On April 17, 2020, the members of the management board were offered new subscription rights under Subscription Right Plan 2020, subject to acceptance. The final number of accepted subscription rights under Subscription Right Plan 2020 was enacted by notary deed on July 2, 2020. The members of the management board accepted all subscription rights offered to them. Under Subscription Right Plan 2020, the subscription rights have an exercise term of eight years as of the date of the offer. The exercise price of the subscription rights is €168.42 (the average closing price of the share on Euronext Amsterdam and Brussels during the thirty days preceding the date of the offer). Each subscription right gives the right to subscribe for one new Galapagos share. For all the beneficiaries, the subscription rights vest only and fully on the first day of the fourth calendar year following the calendar year in which the grant was made. The subscription rights are not transferable and can in principle not be exercised prior to January 1, 2024.

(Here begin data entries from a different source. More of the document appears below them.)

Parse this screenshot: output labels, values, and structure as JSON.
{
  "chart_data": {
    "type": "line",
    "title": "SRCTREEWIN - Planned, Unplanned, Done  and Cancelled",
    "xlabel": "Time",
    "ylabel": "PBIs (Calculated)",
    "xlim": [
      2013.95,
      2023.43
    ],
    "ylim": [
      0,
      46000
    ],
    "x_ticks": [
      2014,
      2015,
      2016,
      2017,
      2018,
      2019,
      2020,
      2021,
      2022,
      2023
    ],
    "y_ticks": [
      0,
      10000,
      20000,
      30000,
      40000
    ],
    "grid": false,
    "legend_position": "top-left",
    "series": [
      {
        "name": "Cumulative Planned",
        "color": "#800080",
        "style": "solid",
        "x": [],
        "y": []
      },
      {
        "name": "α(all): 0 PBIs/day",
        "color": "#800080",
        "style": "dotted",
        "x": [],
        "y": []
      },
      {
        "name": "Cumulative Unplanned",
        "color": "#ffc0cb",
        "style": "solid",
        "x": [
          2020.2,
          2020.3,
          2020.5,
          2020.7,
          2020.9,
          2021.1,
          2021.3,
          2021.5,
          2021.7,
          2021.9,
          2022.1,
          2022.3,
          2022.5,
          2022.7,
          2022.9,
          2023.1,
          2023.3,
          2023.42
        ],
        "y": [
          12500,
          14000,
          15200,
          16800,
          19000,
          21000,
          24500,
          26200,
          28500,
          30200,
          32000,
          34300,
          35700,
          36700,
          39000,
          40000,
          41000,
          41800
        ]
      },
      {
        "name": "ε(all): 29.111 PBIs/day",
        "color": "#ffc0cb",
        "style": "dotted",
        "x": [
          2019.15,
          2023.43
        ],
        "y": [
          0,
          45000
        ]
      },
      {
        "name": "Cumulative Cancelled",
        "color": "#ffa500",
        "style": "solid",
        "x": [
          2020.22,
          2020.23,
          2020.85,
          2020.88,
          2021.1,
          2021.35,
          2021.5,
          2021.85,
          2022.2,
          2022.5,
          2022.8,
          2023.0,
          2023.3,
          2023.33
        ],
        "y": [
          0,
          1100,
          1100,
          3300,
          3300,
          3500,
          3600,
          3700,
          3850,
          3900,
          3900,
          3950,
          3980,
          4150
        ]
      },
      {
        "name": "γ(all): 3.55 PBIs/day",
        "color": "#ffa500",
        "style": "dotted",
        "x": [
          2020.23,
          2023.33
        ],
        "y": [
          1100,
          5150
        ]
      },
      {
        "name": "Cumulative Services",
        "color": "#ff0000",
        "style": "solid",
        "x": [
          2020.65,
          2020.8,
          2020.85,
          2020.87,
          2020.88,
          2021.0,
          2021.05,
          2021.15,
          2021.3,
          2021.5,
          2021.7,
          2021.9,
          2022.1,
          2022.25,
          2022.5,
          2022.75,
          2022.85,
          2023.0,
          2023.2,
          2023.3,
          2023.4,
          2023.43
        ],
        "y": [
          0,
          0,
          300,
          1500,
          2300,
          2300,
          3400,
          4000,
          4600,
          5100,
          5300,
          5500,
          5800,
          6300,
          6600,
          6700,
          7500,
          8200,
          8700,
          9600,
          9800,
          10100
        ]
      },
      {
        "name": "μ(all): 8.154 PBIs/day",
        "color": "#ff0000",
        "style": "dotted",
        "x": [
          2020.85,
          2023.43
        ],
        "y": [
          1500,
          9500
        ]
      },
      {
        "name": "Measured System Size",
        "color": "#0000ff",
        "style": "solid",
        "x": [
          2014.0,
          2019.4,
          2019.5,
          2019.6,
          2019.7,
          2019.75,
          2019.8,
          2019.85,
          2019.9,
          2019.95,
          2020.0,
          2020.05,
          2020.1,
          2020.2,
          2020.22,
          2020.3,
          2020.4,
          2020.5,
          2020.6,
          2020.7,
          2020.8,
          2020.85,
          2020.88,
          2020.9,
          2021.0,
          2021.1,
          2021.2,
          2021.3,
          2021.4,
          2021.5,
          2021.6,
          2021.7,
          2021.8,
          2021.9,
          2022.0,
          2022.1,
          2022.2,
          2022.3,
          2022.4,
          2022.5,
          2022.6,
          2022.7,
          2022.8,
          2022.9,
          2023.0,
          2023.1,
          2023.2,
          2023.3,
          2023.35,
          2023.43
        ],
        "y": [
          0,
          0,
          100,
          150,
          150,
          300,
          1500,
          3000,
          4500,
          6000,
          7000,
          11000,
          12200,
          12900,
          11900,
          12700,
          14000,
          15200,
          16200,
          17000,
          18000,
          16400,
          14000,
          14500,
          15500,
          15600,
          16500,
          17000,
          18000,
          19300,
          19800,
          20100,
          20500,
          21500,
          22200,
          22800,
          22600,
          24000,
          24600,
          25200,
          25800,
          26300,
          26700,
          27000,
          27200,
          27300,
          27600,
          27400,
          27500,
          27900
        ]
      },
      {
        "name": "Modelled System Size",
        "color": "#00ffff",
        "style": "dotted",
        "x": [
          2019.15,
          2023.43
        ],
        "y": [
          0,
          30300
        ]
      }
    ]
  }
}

On May, 6 and 7, 2020, the members of the management board were offered new restricted stock units (‘RSUs’), subject to acceptance. The RSUs are offered for no consideration. The members of the management board accepted all RSUs offered to them. Each RSU represents the right to receive, at Galapagos’ discretion, one Galapagos share or a payment in cash of an amount equivalent to the volume-weighted average price of the Galapagos share on Euronext Brussels over the 30-calendar day period preceding the relevant vesting date. The first RSU grant will vest in full three years after the offer date. The second RSU grant has a four-year vesting period, with 25% vesting each year and a first vesting date on May 1, 2021. For the members of the management board, any vesting prior to the third anniversary of the offer date will always give rise to a payment in cash rather than a delivery of shares. The RSUs are not transferable.

 

The table below sets forth the number of subscription rights offered under Subscription Right Plan 2020 and the total number of RSUs accepted by each member of the management board during the first six months of 2020:

 

 

 

 

 

 

 

Name

 

Title

 

Number of 2020 subscription rights offered

 

Number of 2020 RSUs accepted

Onno van de Stolpe

 

Chief Executive Officer

 

85,000

 

18,317

Piet Wigerinck

 

Chief Scientific Officer

 

40,000

 

12,080

Bart Filius

 

Chief Operating Officer; Chief Financial Officer

 

50,000

 

12,600

Andre Hoekema

 

Chief Business Officer

 

30,000

 

832

Walid Abi-Saab

 

Chief Medical Officer

 

40,000

 

12,080

Michele Manto

 

Chief Commercial Officer

 

30,000

 

5,920

 

We note that Dr. Elisabeth Svanberg was appointed as an independent member of the supervisory board by the shareholders’ meeting on April 28, 2020. With the implementation of the new two-tier governance structure, the mandate of Mr. Onno van de Stolpe as member of the board of directors ended on April 28, 2020, as it is not possible to be a member of the supervisory board and the management board at the same time. Mr. Onno van de Stolpe continues his mandate as member and chairman of the management board and CEO.

 

During the first six months of 2020, there were no changes to related party transactions disclosed in the 2019 annual report that potentially had a material impact on the financials of the first six months of 2020.